With the help of an experienced Ohio Medicaid attorney, you can preserve every dime and avoid spend-downs and home liens, ensuring your assets remain yours to control. We know how hard you have invested in your future and will help ensure that you — not the government – choose what happens to your assets.
Myth 2: Transferring Assets to Loved Ones Disqualifies You from Medicaid
Asset transfers are indeed subject to strict rules. However, using proper Medicaid planning strategies, you can transfer them within the allowable time frame. You can achieve Medicaid eligibility without risking your loved ones’ inheritance.
Ohio requires a five-year “look-back period,” meaning that transfers made within five years of your Medicaid application may incur penalties. That’s why it is never too early to start your Medicaid planning. A proactive approach ensures your preparedness and protection when you need long-term care.
Myth 3: You Must Sell Your Home to Qualify for Medicaid
Let us put your mind at ease: the prospect of losing your home to qualify for Medicaid is largely a myth. Medicaid often considers a primary residence an exempt asset, allowing you to simultaneously retain your cherished home and Medicaid benefits for long-term care. The only catch? The home equity value must remain under a designated threshold, and you must show a desire to return to the residence if your health permits.
If you’re single, the home exemption applies to you as long you maintain your primary residence. Married couples can take advantage of an unlimited home exemption if one spouse continues to live in the home. Medicaid offers additional provisions for those caring for disabled children.
Are you feeling overwhelmed? An Ohio Medicaid planning attorney can expertly navigate your unique circumstances, helping ensure your beloved home remains safe and sound.
Myth 4: If You Have Medicare, You Have Coverage for All Your Healthcare Needs
Many people wrongly believe that Medicare covers all their healthcare needs. However, while Medicare covers many services, it only covers the cost of long-term care for 100 days—if the person enrolled in Medicare meets specific requirements.
Conversely, for those who qualify, Medicaid covers long-term care services, a vital resource for seniors that require ongoing care.
Myth 5: If You Receive Medicaid, Your Spouse Will Lose Everything
Ohio’s spousal impoverishment rules safeguard your loved one’s financial stability, designed to protect the well-being of the “at-home” partner when their spouse needs long-term care. These regulations allow the community spouse to hold onto a specific portion of income and assets, ensuring they’re well-supported while their partner benefits from Medicaid.
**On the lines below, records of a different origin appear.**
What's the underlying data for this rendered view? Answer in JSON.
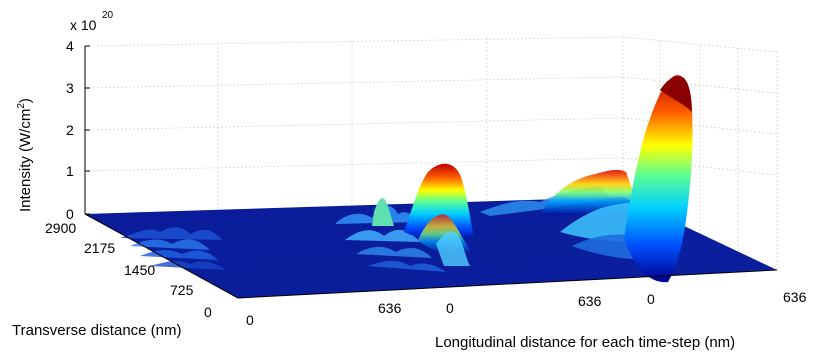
{
  "chart_data": {
    "type": "surface",
    "title": "",
    "zlabel": "Intensity (W/cm²)",
    "zlabel_main": "Intensity (W/cm",
    "zlabel_sup": "2",
    "zlabel_close": ")",
    "xlabel": "Longitudinal distance for each time-step (nm)",
    "ylabel": "Transverse distance (nm)",
    "z_multiplier_base": "x 10",
    "z_multiplier_exp": "20",
    "z_ticks": [
      "0",
      "1",
      "2",
      "3",
      "4"
    ],
    "zlim": [
      0,
      4
    ],
    "y_ticks": [
      "0",
      "725",
      "1450",
      "2175",
      "2900"
    ],
    "ylim": [
      0,
      2900
    ],
    "x_segments": [
      {
        "start": "0",
        "end": "636"
      },
      {
        "start": "0",
        "end": "636"
      },
      {
        "start": "0",
        "end": "636"
      }
    ],
    "grid": true,
    "colormap": "jet",
    "peaks": [
      {
        "time_step": 1,
        "peak_intensity": 0.4
      },
      {
        "time_step": 2,
        "peak_intensity": 1.2
      },
      {
        "time_step": 3,
        "peak_intensity": 3.6
      }
    ]
  }
}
Don’t navigate this complex process alone. An experienced Ohio Medicaid attorney can share savvy asset transfer advice to avoid Medicaid penalties; provide income allocation assistance to maintain the community spouse’s quality of life; and offer individualized estate planning strategies, including wills, trusts, and power of attorney documents.
Myth 6: Ohio Medicaid Only Covers Nursing Home Care
Ohio’s Medicaid program is a comprehensive care solution for eligible seniors, offering home and community-based service waivers and traditional nursing home coverage. The PASSPORT waiver program helps preserve independence by providing long-term services seniors need without resorting to institutionalization. However, without proactive planning with the help of an experienced Ohio Medicaid attorney, you could face expensive spend-downs or loss of assets.
Myth 7: After You Die, Medicaid Will Seize Your Home
Ohio’s Medicaid Estate Recovery Program seeks to recover funds from deceased individuals who received benefits. However, creating an irrevocable trust can safeguard your family home and assets against possible recovery attempts. To ensure proper protection, consult an experienced and knowledgeable Ohio Medicaid attorney about your estate planning needs and goals.